Three deaths came in today that he’s pretty sure are opioid-related, and this is the first I’ve heard of them. But the drug screen in each was negative except for methadone in one case.
“A recovering heroin addict found dead in an alleyway near a methadone clinic in west Alexandria,” he explains. “I’m wondering if what we’re up against might be the same thing your wine was laced with. A new derivative of something like fentanyl that comes up negative.”
“That’s a disturbing thought,” I reply as Benton turns us inland toward my headquarters, picking up U.S. 1.
“It sure is if your bottle of Bordeaux was tampered with in Europe”—Rex’s voice over speakerphone—“and the same drug has followed you home to Virginia.”
“Or if the tampering was done here to begin with,” I add, a far worse thought for me personally as I wonder how that might have happened. “Some new deadly designer drug.”
I think of what Officer Fruge told me about being at a scene last week, using up all her Narcan reviving multiple people who had overdosed.

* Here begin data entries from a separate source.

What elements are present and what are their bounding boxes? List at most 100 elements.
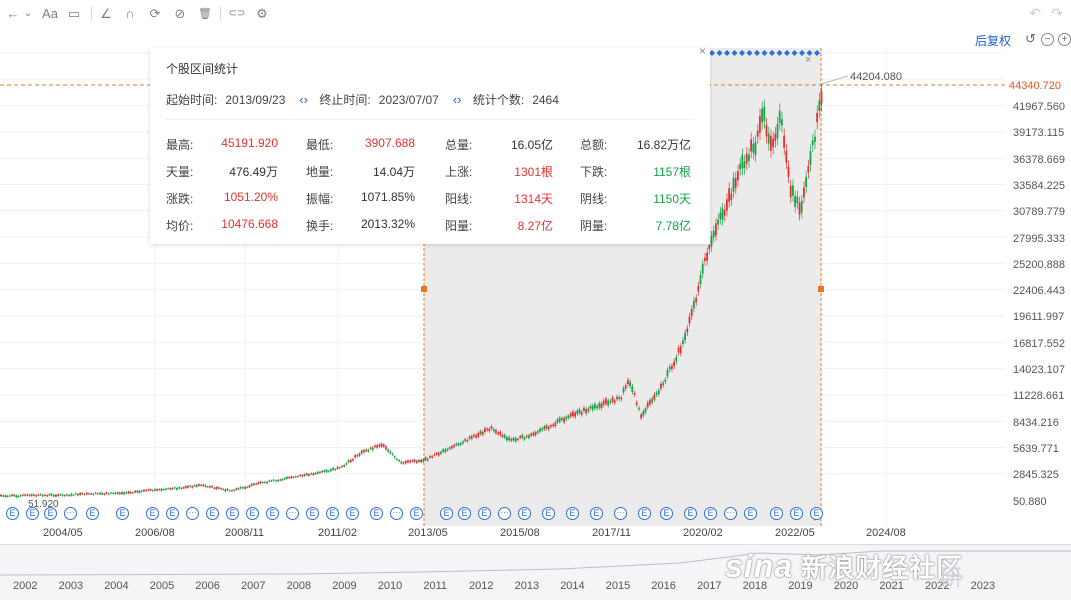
navigator-year: 2004 bbox=[104, 580, 129, 592]
event-marker-icon[interactable]: E bbox=[306, 507, 319, 520]
candle bbox=[341, 466, 343, 468]
dropdown-chevron-icon[interactable]: ⌄ bbox=[23, 8, 33, 19]
candle bbox=[677, 348, 680, 353]
candle bbox=[506, 437, 508, 441]
event-marker-icon[interactable]: E bbox=[370, 507, 383, 520]
trash-icon[interactable]: 🗑 bbox=[198, 8, 212, 20]
link-icon[interactable]: ⊂⊃ bbox=[228, 8, 246, 19]
time-tick: 2020/02 bbox=[683, 527, 723, 539]
dividend-marker-icon[interactable]: ··· bbox=[286, 507, 299, 520]
event-marker-icon[interactable]: E bbox=[566, 507, 579, 520]
candle bbox=[671, 365, 673, 370]
event-marker-icon[interactable]: E bbox=[440, 507, 453, 520]
event-marker-icon[interactable]: E bbox=[266, 507, 279, 520]
event-marker-icon[interactable]: E bbox=[684, 507, 697, 520]
event-marker-icon[interactable]: E bbox=[116, 507, 129, 520]
candle bbox=[662, 382, 664, 386]
stat-value: 1301根 bbox=[514, 165, 553, 179]
event-marker-icon[interactable]: E bbox=[410, 507, 423, 520]
event-marker-icon[interactable]: E bbox=[6, 507, 19, 520]
candle bbox=[486, 428, 488, 431]
redo-icon[interactable]: ↷ bbox=[1051, 5, 1063, 21]
event-marker-icon[interactable]: E bbox=[638, 507, 651, 520]
event-marker-icon[interactable]: E bbox=[44, 507, 57, 520]
draw-line-icon[interactable]: ∠ bbox=[100, 6, 112, 21]
candle bbox=[105, 492, 108, 494]
end-time-adjust-icon[interactable]: ‹› bbox=[452, 92, 462, 107]
event-marker-icon[interactable]: E bbox=[146, 507, 159, 520]
dividend-marker-icon[interactable]: ··· bbox=[724, 507, 737, 520]
undo-icon[interactable]: ↶ bbox=[1029, 5, 1041, 21]
candle bbox=[580, 411, 583, 415]
zoom-in-icon[interactable]: + bbox=[1058, 33, 1071, 46]
event-marker-icon[interactable]: E bbox=[86, 507, 99, 520]
start-time-adjust-icon[interactable]: ‹› bbox=[299, 92, 309, 107]
event-marker-icon[interactable]: E bbox=[226, 507, 239, 520]
adjust-mode-button[interactable]: 后复权 bbox=[975, 34, 1012, 48]
candle bbox=[277, 479, 279, 482]
zoom-out-icon[interactable]: − bbox=[1041, 33, 1054, 46]
event-marker-icon[interactable]: E bbox=[660, 507, 673, 520]
event-marker-icon[interactable]: E bbox=[206, 507, 219, 520]
candle bbox=[347, 460, 350, 463]
candle bbox=[154, 489, 156, 491]
candle bbox=[121, 492, 123, 495]
candle bbox=[730, 193, 733, 200]
reset-icon[interactable]: ↺ bbox=[1025, 31, 1036, 46]
candle bbox=[651, 398, 653, 403]
dividend-marker-icon[interactable]: ··· bbox=[390, 507, 403, 520]
event-marker-icon[interactable]: E bbox=[478, 507, 491, 520]
dividend-marker-icon[interactable]: ··· bbox=[498, 507, 511, 520]
stat-label: 振幅: bbox=[306, 192, 334, 206]
dividend-marker-icon[interactable]: ··· bbox=[614, 507, 627, 520]
font-size-icon[interactable]: Aa bbox=[42, 6, 58, 21]
event-marker-icon[interactable]: E bbox=[542, 507, 555, 520]
candle bbox=[94, 492, 97, 494]
dividend-marker-icon[interactable]: ··· bbox=[64, 507, 77, 520]
time-tick: 2017/11 bbox=[592, 527, 631, 539]
candle bbox=[433, 454, 436, 456]
stat-value: 1157根 bbox=[653, 165, 691, 179]
candle bbox=[550, 425, 552, 427]
close-icon[interactable]: × bbox=[698, 44, 706, 58]
event-diamond bbox=[776, 50, 783, 56]
hide-icon[interactable]: ⊘ bbox=[174, 6, 186, 21]
candle bbox=[809, 151, 812, 166]
sync-icon[interactable]: ⟳ bbox=[149, 6, 161, 21]
range-navigator[interactable]: 2002 2003 2004 2005 2006 2007 2008 2009 2010 2011… bbox=[0, 544, 1071, 600]
candle bbox=[244, 486, 246, 489]
stat-label: 阴量: bbox=[580, 219, 608, 233]
magnet-icon[interactable]: ∩ bbox=[125, 6, 135, 21]
event-marker-icon[interactable]: E bbox=[790, 507, 803, 520]
stat-label: 阳量: bbox=[445, 219, 473, 233]
event-marker-icon[interactable]: E bbox=[518, 507, 531, 520]
event-marker-icon[interactable]: E bbox=[744, 507, 757, 520]
candle bbox=[552, 424, 554, 427]
settings-gear-icon[interactable]: ⚙ bbox=[256, 6, 268, 21]
candle bbox=[4, 495, 7, 498]
event-marker-icon[interactable]: E bbox=[458, 507, 471, 520]
event-marker-icon[interactable]: E bbox=[246, 507, 259, 520]
candle bbox=[0, 494, 2, 497]
event-marker-icon[interactable]: E bbox=[26, 507, 39, 520]
event-marker-icon[interactable]: E bbox=[326, 507, 339, 520]
candle bbox=[558, 417, 561, 422]
back-arrow-icon[interactable]: ← bbox=[6, 6, 20, 21]
comment-icon[interactable]: ▭ bbox=[67, 6, 81, 21]
event-marker-icon[interactable]: E bbox=[770, 507, 783, 520]
event-diamond bbox=[746, 50, 753, 56]
candle bbox=[741, 154, 744, 169]
candle bbox=[99, 492, 101, 495]
event-marker-icon[interactable]: E bbox=[590, 507, 603, 520]
event-marker-icon[interactable]: E bbox=[704, 507, 717, 520]
candle bbox=[96, 493, 99, 495]
dividend-marker-icon[interactable]: ··· bbox=[186, 507, 199, 520]
event-marker-icon[interactable]: E bbox=[810, 507, 823, 520]
candle bbox=[794, 196, 796, 208]
candle bbox=[169, 488, 172, 490]
event-marker-icon[interactable]: E bbox=[346, 507, 359, 520]
candle bbox=[17, 495, 20, 498]
candle bbox=[292, 476, 295, 478]
event-marker-icon[interactable]: E bbox=[166, 507, 179, 520]
candle bbox=[583, 407, 585, 411]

“Check back with me tomorrow,” Rex says.
He plans to spend time in the trace evidence lab looking at samples of residue found in the wine, seeing what might turn up on the scanning electron microscope. In the meantime, he’ll let me know if there are new developments, and I end the call, the lights of my building up ahead. I look over at Benton, feeling guilty before saying it.
“It may be rather late by the time I get home.” I tell him what he already knows. “Having been out the entire day with all that’s going on? There’s lasagna and extra sauce in the freezer, also the makings for salad.”
“Don’t worry about me.” He reaches for my hand, lacing his fingers through mine. “I have a feeling I’ll be pretty tied up with Lucy, following up on Jared Horton and everything else. Her data mining might be useful now that we’re getting a better idea what he and Gwen were up to.”
He’ll throw together something for a late supper, have it ready when I get there, he promises, always this thoughtful.
“For sure I’ve got to check in with Maggie, get up to speed on what I’ve missed.” I feel overwhelmed as I go down the list, this day a washout. “And Marino and I need to take a look at Daingerfield Island, at the areas where Gwen Hainey’s and Cammie Ramada’s bodies were found.”
“I understand but it’s already dark. I don’t suppose it can wait until tomorrow?”
“Since we don’t know who’s killing whom, it doesn’t seem anything can wait, Benton. I need to look around in the dark. It’s better for what I have in mind.”
“I prefer you’d get home at a decent hour tonight, that’s all.” He sounds like an overprotective husband, and I know when he’s unsettled.
“I wish I could,” I reply, my parking lot in the next block, an unbroken line of bright red taillights leading to it.
“Considering what the last twenty-four hours have been like, it would be good if you could get some rest, Kay,” he says, and by now if nothing else, we know how to negotiate.
“I have a thought.” I dig my keys out of my briefcase, mindful of the empty gun compartment.
Maybe my husband can pack a pistol on the White House grounds but people like me certainly can’t. The Sig Sauer is tucked in my bedside drawer, the trigger lock on.
“We’ll make a deal,” I suggest.
Instead of meeting Marino at Daingerfield Island or having him follow me there, I’ll ask him to pick me up here at the office. As I’m saying it, I’m sending him a text to that effect.